In 1997, North Korea had the best agriculture system. That’s why China should have been impressed.
Something went wrong.
“Look at the grains!” North Korea exclaimed proudly, throwing his arms out toward his fields. “And look over there! Don’t the potatoes look strong and brave? The rice is zealous and full of life. These fields have been blessed by Juche.”
“This is fine,” China said politely as he brought his hands behind his back. “But I believe there could be improvement. Reforms, that is. Blah, blah… township system… Something something… village enterprise… Such and such, Chinese style…”
China’s word fell on deaf ears because North Korea had tuned out right from the start. Rather, his whole body froze as a very loud and dangerous wailing started going off in his head, not unlike the apocalyptic sound of a nuclear alarm siren.
And when the siren stopped, North Korea screamed. “Traitor!”
China’s eyes shot open. “Excuse me?”
“Traitor! You came here to force your treacherous reforms on me! You’re a traitor to socialism!”
China’s eyes narrowed and he hissed like the back-stabbing snake that he was. “How dare you . After all I’ve done — all I’ve suffered for you — you think you have a right to stand here and accuse me of being a traitor? I suppose this means you don’t want this traitor’s food aid anymore?”
North Korea gasped. “Monster.”
“Now I’m a monster!”
“You won’t do it.”
“Are you willing to make that gamble?”
North Korea gasped again, with much more indignation this time, and whipped out his clunky Nokia. He furiously dialed a number. (Cell reception was surprisingly good in these fields. Must have been the juche.)
China’s brow furrowed. “What are you doing?”
Going straight for the jugular.
“Yes, Taiwan?” North Korea said, words rushed. “Hello, this is the Democratic People’s — ” China made a move, like some kind of wolf lunging at a rabbit. North Korea, always so quick and agile, swerved out of the way.
Taiwan. That was China’s weak spot — strike it, and you’re guaranteed a critical hit. He didn’t want anyone, lest of all a strategic ally, getting chummy with Taiwan because that de-legitimized his claim as the One True China™.
“ — Yes, I’m calling because, oh, you remember how we talked about opening an airport of some sort to establish direct air links? Huh? Am I being chased by someone? No, why would you ask that?” The scream said otherwise, and he tumbled to the ground when China pounced. “Get off of me, you animal!”
“I won’t halt the aid!” China said between pants as his comrade wriggled under him angrily.
“I don’t believe you for a second, bastard. Show me some conviction!”
“I swear by it! Drop the talks with Taiwan, and I will give you the aid in full this time. No cuts, no messing around. … You have my word!”
North Korea stopped struggling and picked the phone out of the mud. Without holding it to his ear, he said quickly, “Never mind. Bye.”

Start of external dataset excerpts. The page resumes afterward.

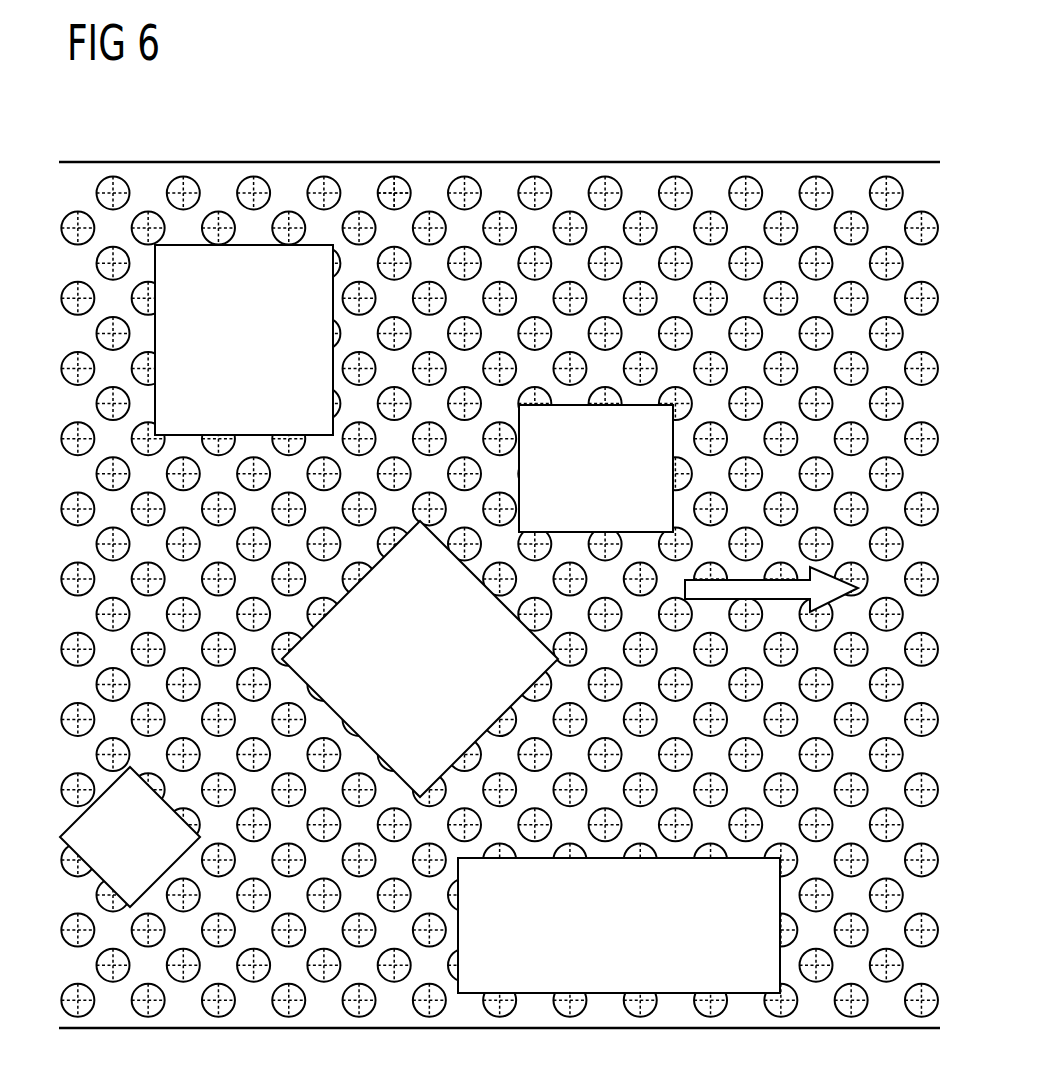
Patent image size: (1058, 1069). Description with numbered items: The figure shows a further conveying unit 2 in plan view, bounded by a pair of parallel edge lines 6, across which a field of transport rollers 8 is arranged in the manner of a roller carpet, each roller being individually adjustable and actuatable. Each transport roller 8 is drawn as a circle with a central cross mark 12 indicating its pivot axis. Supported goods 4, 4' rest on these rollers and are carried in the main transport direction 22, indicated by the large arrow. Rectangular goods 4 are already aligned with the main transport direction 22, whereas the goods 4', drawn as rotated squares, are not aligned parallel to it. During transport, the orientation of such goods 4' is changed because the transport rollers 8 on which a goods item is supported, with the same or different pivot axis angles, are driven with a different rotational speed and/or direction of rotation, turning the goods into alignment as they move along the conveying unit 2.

The conveying unit 2 is at (898, 101).
The supported goods 4 is at (467, 619).
The supported goods not aligned parallel to the main transport direction 4' is at (309, 714).
The carrier 6 is at (780, 173).
The transport rollers 8 is at (474, 180).
The center marking 12 is at (395, 192).
The main transport direction 22 is at (737, 592).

Not too long after that day, China let North Korea open a consulate in the newly required Hong Kong region. Whether or not this is related to the showdown in the fields remains a mystery to this day.
This was all based on something I read in a book, which accredited the tale of this incident to “one account”, so I have no clue if any of this really happened. But, hey, rumors make good stories. Anyway, North Korea and China’s relationship is one wild ride and it’s very fun to read about.
North Korea calling China a snake, animal, etc. is rooted in his xenophobia and deep mistrust.
I didn’t have time to draw something for this, I’m sorry. I’ve failed you all.